Bilinear maps and functions of the form $(x,y) \mapsto ux^2 + 2vxy + wy^2$

Question

I was recently reading from the book "Vectors, Pure and Applied", $\S 16.1$ on bilinear forms. It begins

In section 8.3 we discussed functions of the form $$(x,y) \mapsto ux^2 + 2vxy + wy^2$$ These are special cases of the idea of a bilinear function.

Definition 16.1.1 If $U,V$ and $W$ are vector spaces over $\mathbb{F}$, then $a:U\times V \to W$ is a bilinear function if the map $$\alpha_{,v}:U\to W \text{ given by } \alpha_{,v}(u) = \alpha(u,v)$$ is linear for each fixed $v \in V$ and the map $$\alpha_{u,}:V\to W \text{ given by } \alpha_{u,}(v) = \alpha(u,v)$$ is linear for each fixed $u \in U.$

It's my understanding that this definition is simply saying that a bilinear function is linear in each argument with the other held fixed. However, the initial "special case" appears to not be a bilinear function at all, for fixing $y$ we have

$$(cx, y) \mapsto uc^2 x^2 + 2vcxy + wy^2 \neq c(ux^2 + 2vxy + wy^2)$$

for some scalar $c$.

What am I missing? Or have I completely forgotten the definition of linearity?

Answer 1

The wording "...are special cases..." seems rather misleading here, but there is a sensible explanation for what's going on:

Given any vector space $\Bbb V\newcommand{\bfx}{{\bf x}}\newcommand{\bfy}{{\bf y}}$ over a field $\Bbb F$ and a bilinear function $B: \Bbb V \times \Bbb V \to \Bbb F$, we can build a quadratic form $Q : \Bbb V \to \Bbb F$ by defining $$Q(\bfx) := B(\bfx, \bfx).$$

This map is not linear: Indeed, as you've observed (in a special case, see below), we have for $a \in \Bbb F$ that $$Q(a \bfx) = B(a \bfx, a \bfx) = a^2 B(\bfx, \bfx) = a^2 Q(\bfx) .$$ Furthermore, one cannot in general determine $Q(\bfx + \bfy)$ in terms of $Q(\bfx)$ and $Q(\bfy)$ alone.
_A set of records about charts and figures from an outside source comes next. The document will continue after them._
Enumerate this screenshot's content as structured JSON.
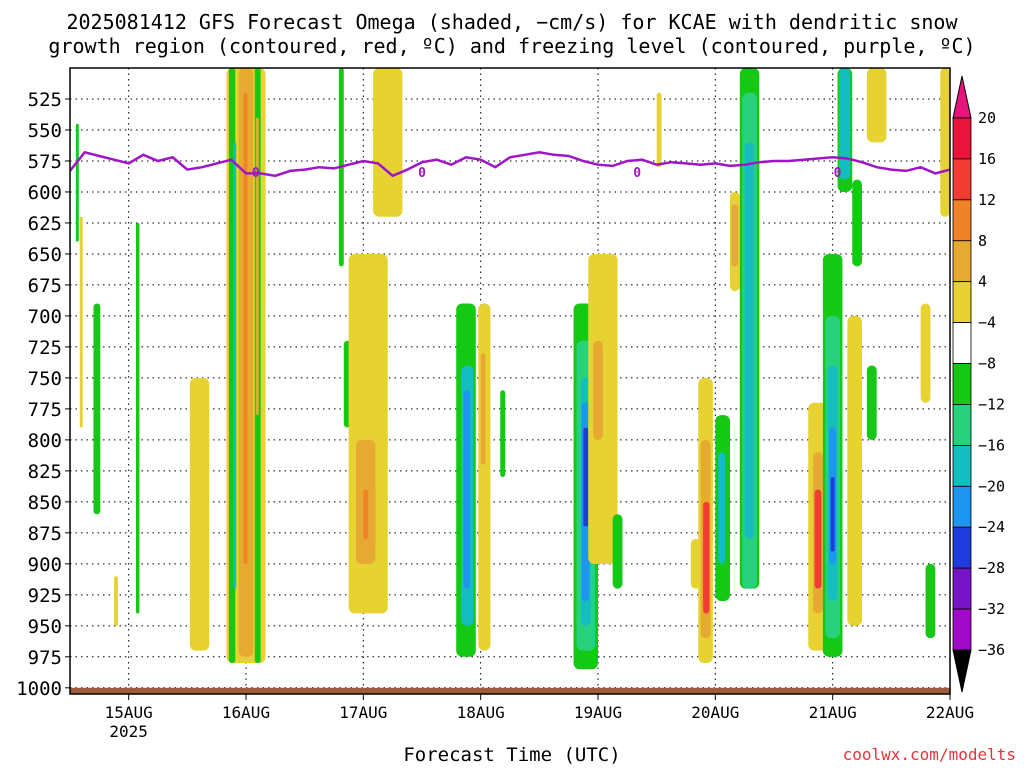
{
  "title_line1": "2025081412 GFS Forecast Omega (shaded, −cm/s) for KCAE with dendritic snow",
  "title_line2": "growth region (contoured, red, ºC) and freezing level (contoured, purple, ºC)",
  "xaxis_title": "Forecast Time (UTC)",
  "credit": "coolwx.com/modelts",
  "chart_data": {
    "type": "heatmap",
    "title": "2025081412 GFS Forecast Omega (shaded, −cm/s) for KCAE with dendritic snow growth region (contoured, red, ºC) and freezing level (contoured, purple, ºC)",
    "xlabel": "Forecast Time (UTC)",
    "ylabel": "",
    "x_tick_labels": [
      "15AUG",
      "16AUG",
      "17AUG",
      "18AUG",
      "19AUG",
      "20AUG",
      "21AUG",
      "22AUG"
    ],
    "x_year_label": "2025",
    "x_tick_hours": [
      12,
      36,
      60,
      84,
      108,
      132,
      156,
      180
    ],
    "xlim_hours": [
      0,
      180
    ],
    "y_ticks": [
      525,
      550,
      575,
      600,
      625,
      650,
      675,
      700,
      725,
      750,
      775,
      800,
      825,
      850,
      875,
      900,
      925,
      950,
      975,
      1000
    ],
    "ylim": [
      500,
      1005
    ],
    "grid": true,
    "colorbar": {
      "labels": [
        "20",
        "16",
        "12",
        "8",
        "4",
        "−4",
        "−8",
        "−12",
        "−16",
        "−20",
        "−24",
        "−28",
        "−32",
        "−36"
      ],
      "colors": [
        "#e8143c",
        "#f03c32",
        "#f08228",
        "#e6aa32",
        "#e6d232",
        "#ffffff",
        "#14c814",
        "#28d27d",
        "#14bebe",
        "#1e96f0",
        "#1e3cdc",
        "#7814c8",
        "#a00ac8",
        "#a0a0a0"
      ],
      "top_color": "#e6147d",
      "bottom_color": "#000000"
    },
    "freezing_level": {
      "name": "0",
      "color": "#a014c8",
      "hours": [
        0,
        3,
        6,
        9,
        12,
        15,
        18,
        21,
        24,
        27,
        30,
        33,
        36,
        39,
        42,
        45,
        48,
        51,
        54,
        57,
        60,
        63,
        66,
        69,
        72,
        75,
        78,
        81,
        84,
        87,
        90,
        93,
        96,
        99,
        102,
        105,
        108,
        111,
        114,
        117,
        120,
        123,
        126,
        129,
        132,
        135,
        138,
        141,
        144,
        147,
        150,
        153,
        156,
        159,
        162,
        165,
        168,
        171,
        174,
        177,
        180
      ],
      "levels": [
        583,
        568,
        571,
        574,
        577,
        570,
        575,
        572,
        582,
        580,
        577,
        574,
        585,
        585,
        587,
        583,
        582,
        580,
        581,
        578,
        575,
        577,
        587,
        582,
        576,
        574,
        578,
        572,
        574,
        580,
        572,
        570,
        568,
        570,
        571,
        575,
        578,
        579,
        575,
        574,
        578,
        576,
        577,
        578,
        577,
        579,
        578,
        576,
        575,
        575,
        574,
        573,
        572,
        573,
        576,
        580,
        582,
        583,
        580,
        585,
        582
      ]
    },
    "surface_color": "#a05a3c"
  }
}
Now, for the "special cases":

Example Consider the bilinear form $B: \Bbb F^2 \times \Bbb F^2 \to \Bbb F$ given by $$B(\bfx, \bfx') := (\bfx')^T \pmatrix{u&v\\v&w} \bfx . $$ (Indeed, given any finite-dimensional vector space over $\Bbb F$, any bilinear form has the form $B(\bfx, \bfy) = \bfy^T A \bfx$ for some unique matrix $A$.) Its associated quadratic form is $$Q(\bfx) = \bfx^T \pmatrix{u&v\\v&w} \bfx ,$$ and if we write the components of $\bfx$ as $$\bfx = \pmatrix{x\\y} ,$$ computing (multiplying matrices) gives $$Q\pmatrix{x\\y} = u x^2 + 2 v xy + w y^2 .$$ In other words the maps $$(x, y) \mapsto u x^2 + 2 v xy + w y^2$$ are quadratic forms induced by bilinear forms on $\Bbb F^2$.

If a bilinear form $B$ is symmetric, that is, if $$B(\bfx, \bfy) = B(\bfy, \bfx)$$ for all $\bfx, \bfy \in \Bbb V$, we can recover $B$ from the quadratic form it defines by $$B(\bfx, \bfy) = \frac{1}{2}[Q(\bfx + \bfy) - Q(\bfx) - Q(\bfy)] ,$$ at least provided that $\operatorname{char} \Bbb F \neq 2$.

Example (continued) Using this formula to recover the bilinear form associated to our $Q$ is $$B(\bfx, \bfx') = (\bfx')^T \pmatrix{u&v\\v&w} \bfx ,$$ and in terms of the components of $\bfx, \bfy'$ this is (in analogy with the presentation in which the quadratic form was given) $$((x, y), (x', y') \mapsto u x x' + v(x y' + y x') + w y y' .$$

(If $B$ is not symmetric, this construction instead recovers the symmetrization of $B$, namely, the map $(\operatorname{Sym} B)(\bfx, \bfy) := \frac{1}{2}[B(\bfx, \bfy) + B(\bfy, \bfx)]$, and it's easy to check that this map is a symmetric bilinear form.)

A bilinear form is symmetric if its matrix $A$ w.r.t. some, equivalently any, basis is symmetric. Since the matrices of the form $$\pmatrix{u&v\\v&w}$$ are precisely the symmetric $2 \times 2$ matrices over $\Bbb F$, the "special cases" in fact are precisely all of the symmetric bilinear forms on $\Bbb F^2$.

Answer 2

People seem to have trouble making this concrete. Over the reals, finite dimensional, we get this: suppose we have a quadratic form on $\mathbb R^n$ $$ Q(x_1, x_2, ..., x_n) = \; \; \; A x_1^2 + B x_1 x_2 + C x_2^2 + \cdots $$ where all the terms are either constant multiples of some $x_k^2,$ or constant multiples of some $x_i x_j.$

Alright, calculate the Hessian matrix of second partial derivatives of $Q.$ Call this matrix $H.$ I was surprised to learn this was named after a person. https://en.wikipedia.org/wiki/Otto_Hesse For decades I assumed it had something to do with soldiers in the American Revolutionary War, 1775-1783.

Then make a column vector $$ v = \left( \begin{array}{c} x_1 \\ x_2 \\ \cdots \\ x_n \end{array} \right) $$ with row vector $v^T,$ its transpose.

We get $$ Q(v) = \frac{1}{2} \; \; v^T H v $$ and $$ B(v,w) = \frac{1}{2} \; \; v^T H w = \frac{1}{2} \; \;w^T H v $$ In both cases, these are now 1 by 1 matrices, that is numbers. In particular, the transpose of a 1 by 1 matrix is itself, which we see in $v^T H w = w^T H v.$